BL&T No. 023: Thinking Alone to Think Better Together

Company Culture

This post originally appeared in my weekly newsletter, BL&T (Borrowed, Learned, & Thought). Subscribe

Borrowed

"I am learning, as I make my way through my first continent, that it is remarkably easy to do things, and much more frightening to contemplate them."

From "Jupiter's Travels" by Ted Simon

Learned

Think before you say what you think.

These seven words were my mantra as a kid. I was outspoken. At a young age, I noticed that when I spoke impulsively, my words often got misunderstood. They may even get me in trouble. I saw the phrase on a poster in my classroom and asked the teacher if I could take it home. It resonated with me. I liked the idea of this constant reminder every morning when I woke up and every night when I went to sleep. I even remember doodling it in my notebooks.

For years now, I've carried the belief that complex ideas are most effective when presented verbally with proper framing. This approach gives the presenter time to prepare and control to guide the narrative for the listener.

At work, this can translate to presenting creative exploration to a client early on in the design process. We walk them through how we arrived at the solution and answer questions along the way. We do our best to make the presentation feel like a conversation. A presentation is successful when the client celebrates our progress, understands our thinking, and overall, reacts with constructive remarks. We call this "collaboration" because we consider it an open dialogue with our clients, with whom we share a common goal.

In my recent pursuit to better understand what contributes to a productive meeting, I am beginning to see that this approach is flawed. If we want to make ideas stronger through effective collaboration, this is not the way.

True collaboration gives equal weight to every collaborator. By insisting that we share our ideas verbally, we are immediately putting our clients at a disadvantage. We crave a meaningful interaction, yet the client hasn't had more than a few minutes to think before they say what they think. We may get lucky, and the client reacts with "initial thoughts," but many will stay quiet: "This is a lot to process. We'll talk this through internally and get back to you." The outcome? Another meeting to discuss feedback. The question: how do we have the second meeting, first?

While this is true of client interactions, I see parallels to my interactions with the team and friends and family. In these situations, I discover a new insight entirely.

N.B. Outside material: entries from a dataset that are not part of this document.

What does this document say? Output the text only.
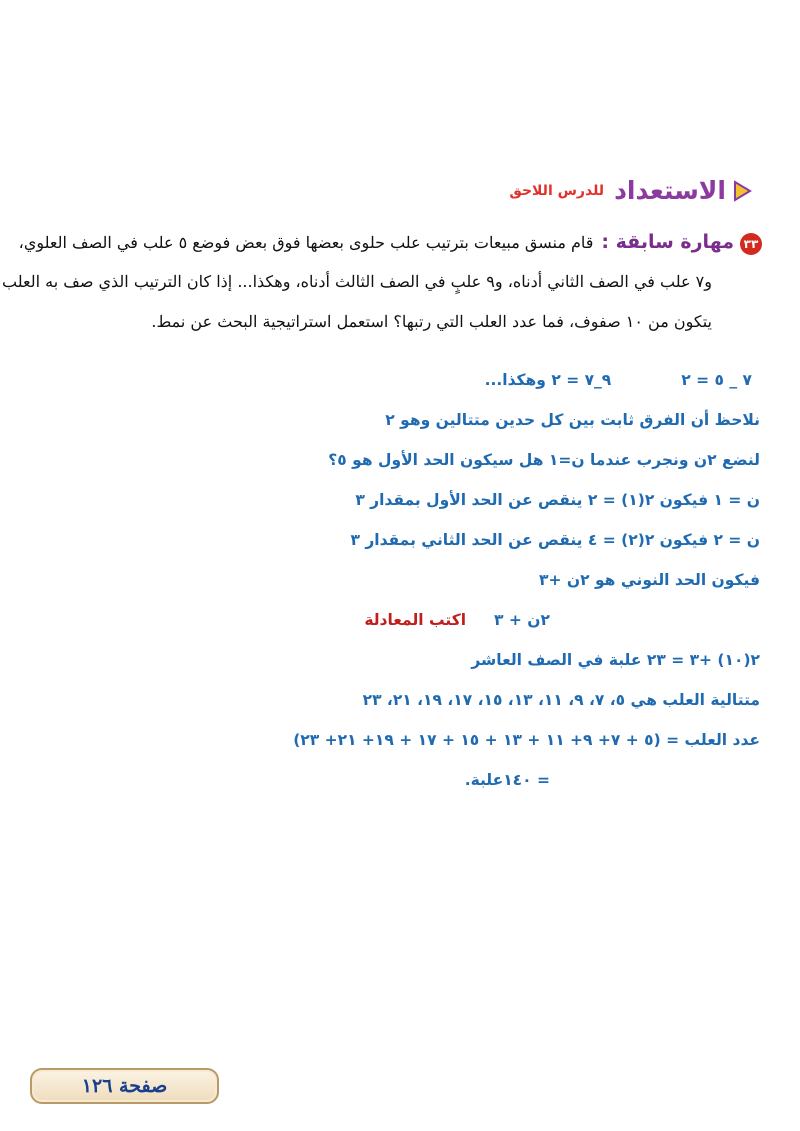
الاستعداد
للدرس اللاحق
٣٣مهارة سابقة :قام منسق مبيعات بترتيب علب حلوى بعضها فوق بعض فوضع ٥ علب في الصف العلوي،
و٧ علب في الصف الثاني أدناه، و٩ علبٍ في الصف الثالث أدناه، وهكذا... إذا كان الترتيب الذي صف به العلب
يتكون من ١٠ صفوف، فما عدد العلب التي رتبها؟ استعمل استراتيجية البحث عن نمط.
٧ _ ٥ = ٢٩_٧ = ٢ وهكذا...
نلاحظ أن الفرق ثابت بين كل حدين متتالين وهو ٢
لنضع ٢ن ونجرب عندما ن=١ هل سيكون الحد الأول هو ٥؟
ن = ١ فيكون ٢(١) = ٢ ينقص عن الحد الأول بمقدار ٣
ن = ٢ فيكون ٢(٢) = ٤ ينقص عن الحد الثاني بمقدار ٣
فيكون الحد النوني هو ٢ن +٣
٢ن + ٣اكتب المعادلة
٢(١٠) +٣ = ٢٣ علبة في الصف العاشر
متتالية العلب هي ٥، ٧، ٩، ١١، ١٣، ١٥، ١٧، ١٩، ٢١، ٢٣
عدد العلب = (٥ + ٧+ ٩+ ١١ + ١٣ + ١٥ + ١٧ + ١٩+ ٢١+ ٢٣)
= ١٤٠علبة.
صفحة ١٢٦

When I'm looking for feedback on a big decision or idea, my instinct is to meet or get on a call to talk it through. Deep down inside, I'm opting for the easy way out. I haven't fully formed a perspective. Now, I'm leaning on someone else to help me fill it out. As the listener experiences my ideas for the first time, they will attempt to balance listening with thinking. Inevitably, some thoughts will get lost in the exchange. When I pause, they'll react. I'll react. The cycle continues. Body language and tone of voice are weighed as much, if not more than the ideas themselves. If what I'm looking for is an objective and thoughtful perspective, this is not it. By the end, we may be in a new place, but do we know how we got there?

None of this is to say that some form of verbal communication is not essential for collaboration. We are social beings. What I'm interested in is how to make those interactions more thoughtful, and as a result, more valuable for all involved.

I imagine a world where instead of jumping into a conversation, we spend time with our ideas. We challenge them. We find the flaws. We capture the outcome of this exploration in writing and share it with our listeners. We give them the space to think, to truly think before they tell us what they think. They write back. We now know where each other stands, and only then, we make time to discuss and go deeper.

When we meet, we're engaged, free from the distraction of processing a new idea for the first time. Active listening is also essential for collaboration. When we give each other more space to develop our perspectives on our own, we invite more active listening when we're together. We can focus on clarifying perspectives through smart questions and propel the idea forward, closer to our shared vision.

Lesson? Time spent alone with our ideas makes time together more valuable. Take the time to develop an idea before you ask others to understand it. Give others time to develop their perspective on your idea before asking them to share it.

Thought Starter

Where am I providing input without giving myself time to think?

Where am I expecting input without giving others time to think?